Walter Lippmann, The Cold War, A Study in U.S. Foreign Policy, 1947
Context: Not everyone agreed with the U.S. containment strategy. In a series of columns published in 1947, journalist Walter Lippmann, who helped popularize the term “cold war,” questioned containment’s logic. He argued that containment alienated U.S. allies and that only if U.S. and Soviet armies left Europe could there be a more stable balance of power.
Excerpt:
My objection […] to the policy of containment is not that it seeks to confront the Soviet power with American power, but that the policy is misconceived, and must result in a misuse of American power. For as I have sought to show, it commits this country to a struggle which has for its objective nothing more substantial than the hope that in ten or fifteen years the Soviet power will, as the result of long frustration, “break up” or “mellow.” In this prolonged struggle the role of the United States is, according to [George Kennan], to react “at a series of constantly shifting geographical and political points” to the encroachments of the Soviet power.
The policy, therefore, concedes to the Kremlin the strategical initiative as to when, where and under what local circumstances the issue is to be joined.
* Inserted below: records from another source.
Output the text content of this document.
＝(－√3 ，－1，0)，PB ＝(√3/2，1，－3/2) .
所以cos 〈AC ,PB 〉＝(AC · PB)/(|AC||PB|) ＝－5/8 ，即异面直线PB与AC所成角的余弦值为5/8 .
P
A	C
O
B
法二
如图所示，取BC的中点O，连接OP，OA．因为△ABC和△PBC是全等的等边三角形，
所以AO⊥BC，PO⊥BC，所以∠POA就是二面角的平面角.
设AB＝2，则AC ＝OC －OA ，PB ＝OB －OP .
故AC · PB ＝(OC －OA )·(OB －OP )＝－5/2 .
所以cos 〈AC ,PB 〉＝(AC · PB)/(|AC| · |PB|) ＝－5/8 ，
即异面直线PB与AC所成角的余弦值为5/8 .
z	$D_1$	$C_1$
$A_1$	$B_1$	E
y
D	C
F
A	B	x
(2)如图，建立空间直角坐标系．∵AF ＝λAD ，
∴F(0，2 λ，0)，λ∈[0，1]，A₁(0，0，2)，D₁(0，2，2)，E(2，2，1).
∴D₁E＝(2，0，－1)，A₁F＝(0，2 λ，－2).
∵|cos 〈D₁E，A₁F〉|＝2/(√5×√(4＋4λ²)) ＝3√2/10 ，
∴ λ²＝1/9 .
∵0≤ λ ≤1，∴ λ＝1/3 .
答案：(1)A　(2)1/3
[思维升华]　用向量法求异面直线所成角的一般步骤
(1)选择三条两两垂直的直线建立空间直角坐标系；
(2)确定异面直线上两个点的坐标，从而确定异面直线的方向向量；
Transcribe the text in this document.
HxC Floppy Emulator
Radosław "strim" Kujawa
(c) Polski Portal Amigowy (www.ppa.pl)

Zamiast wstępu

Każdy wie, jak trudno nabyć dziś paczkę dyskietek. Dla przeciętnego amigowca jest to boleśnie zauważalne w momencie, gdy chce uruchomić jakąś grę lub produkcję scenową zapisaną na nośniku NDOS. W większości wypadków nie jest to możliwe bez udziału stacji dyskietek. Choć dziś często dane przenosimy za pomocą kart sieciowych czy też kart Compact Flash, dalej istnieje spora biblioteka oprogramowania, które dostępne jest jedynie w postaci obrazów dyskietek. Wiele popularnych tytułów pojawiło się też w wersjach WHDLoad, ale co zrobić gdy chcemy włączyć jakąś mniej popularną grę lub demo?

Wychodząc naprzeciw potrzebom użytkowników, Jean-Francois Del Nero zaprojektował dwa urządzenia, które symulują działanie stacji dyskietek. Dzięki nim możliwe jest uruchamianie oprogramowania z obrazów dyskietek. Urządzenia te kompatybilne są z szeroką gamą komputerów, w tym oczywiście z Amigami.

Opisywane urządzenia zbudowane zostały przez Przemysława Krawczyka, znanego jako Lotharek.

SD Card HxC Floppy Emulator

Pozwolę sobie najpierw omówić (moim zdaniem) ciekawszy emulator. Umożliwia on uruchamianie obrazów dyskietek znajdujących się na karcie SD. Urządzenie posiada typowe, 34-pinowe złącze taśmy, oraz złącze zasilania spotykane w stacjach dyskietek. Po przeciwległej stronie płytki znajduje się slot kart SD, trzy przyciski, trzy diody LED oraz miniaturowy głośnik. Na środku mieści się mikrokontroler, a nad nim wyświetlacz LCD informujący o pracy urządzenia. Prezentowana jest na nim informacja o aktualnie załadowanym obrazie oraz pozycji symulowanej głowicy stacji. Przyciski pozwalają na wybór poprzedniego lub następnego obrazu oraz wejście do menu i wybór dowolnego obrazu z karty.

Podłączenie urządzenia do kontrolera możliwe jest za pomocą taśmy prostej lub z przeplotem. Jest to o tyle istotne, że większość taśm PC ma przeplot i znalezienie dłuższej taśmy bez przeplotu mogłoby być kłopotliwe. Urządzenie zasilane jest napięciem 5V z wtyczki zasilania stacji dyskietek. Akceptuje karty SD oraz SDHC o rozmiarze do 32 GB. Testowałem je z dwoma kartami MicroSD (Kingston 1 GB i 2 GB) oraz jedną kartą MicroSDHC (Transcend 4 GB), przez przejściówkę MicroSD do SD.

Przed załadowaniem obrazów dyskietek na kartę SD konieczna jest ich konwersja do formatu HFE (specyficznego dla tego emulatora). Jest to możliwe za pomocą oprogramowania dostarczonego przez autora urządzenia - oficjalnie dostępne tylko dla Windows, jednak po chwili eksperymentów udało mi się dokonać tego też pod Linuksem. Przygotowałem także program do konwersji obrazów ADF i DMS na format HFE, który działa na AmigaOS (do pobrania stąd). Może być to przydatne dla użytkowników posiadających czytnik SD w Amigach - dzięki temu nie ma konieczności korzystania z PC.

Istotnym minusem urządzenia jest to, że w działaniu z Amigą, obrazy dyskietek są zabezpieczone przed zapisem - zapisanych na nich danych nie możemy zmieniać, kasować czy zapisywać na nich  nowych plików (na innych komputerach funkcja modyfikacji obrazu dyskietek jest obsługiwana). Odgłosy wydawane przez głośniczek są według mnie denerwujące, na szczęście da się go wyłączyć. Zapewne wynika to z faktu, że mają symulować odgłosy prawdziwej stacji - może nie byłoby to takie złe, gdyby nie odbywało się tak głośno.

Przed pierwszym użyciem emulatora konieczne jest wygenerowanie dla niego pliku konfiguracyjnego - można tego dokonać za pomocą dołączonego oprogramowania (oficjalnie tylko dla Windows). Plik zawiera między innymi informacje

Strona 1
It compels the United States to meet the Soviet pressure at these shifting geographical and political points by using satellite states, puppet governments and agents which have been subsidized and supported, though their effectiveness is meager and their reliability uncertain. By forcing us to expend our energies and our substance upon these dubious and unnatural allies on the perimeter of the Soviet Union, the effect of the policy is to neglect our natural allies in the Atlantic community, and to alienate them.
They are alienated also by the fact that they do not wish to become, like the nations of the perimeter, the clients of the United States in whose affairs we intervene, asking as the price of our support that they take the directives of their own policy from Washington. They are alienated above all by the prospect of war, which could break out by design or accident, by miscalculation or provocation, if at any of these constantly shifting geographical and political points the Russians or Americans became so deeply engaged that no retreat or compromise was possible.
[…]
I am contending that the American diplomatic effort should be concentrated on the problem created by the armistice—which is on how the continent of Europe can be evacuated by the three non-European armies which are now inside Europe. This is the problem which will have to be solved if the independence of the European nations is to be restored. Without that there is no possibility of a tolerable peace. But if these armies withdraw, there will be a very different balance of power in the world than there is today, and one which cannot easily be upset. For the nations of Europe, separately and in groups, perhaps even in unity, will then, and then only, cease to be the stakes and the pawns of the Russian-American conflict.
[…]
For if, and only if, we can bring about the withdrawal of the Red Army from the Yalta line to the new frontier of the Soviet Union—and simultaneously, of course, the withdrawal of the British and American armies from continental Europe—can a balance of power be established which can then be maintained. For after the withdrawal, an attempt to return would be an invasion—an open, unmistakable act of military aggression. Against such an aggression, the power of the United States to strike the vital centers of Russia by air and by amphibious assault would stand as the opposing and deterrent force. And until treaties are agreed to which bring about the withdrawal of the Red Army, the power of the United States to strike these vital centers would be built up for the express purpose of giving weight to our policy of ending the military occupation of Europe.
All the other pressures of the Soviet Union at the “constantly shifting geographical and political points,” which [George Kennan] is so concerned about—in the Middle East and in Asia—are, I contend, secondary and subsidiary to the fact that its armed forces are in the heart of Europe. It is to the Red Army in Europe, therefore, and not to ideologies, elections, forms of government, to socialism, to communism, to free enterprise, that a correctly conceived and soundly planned policy should be directed.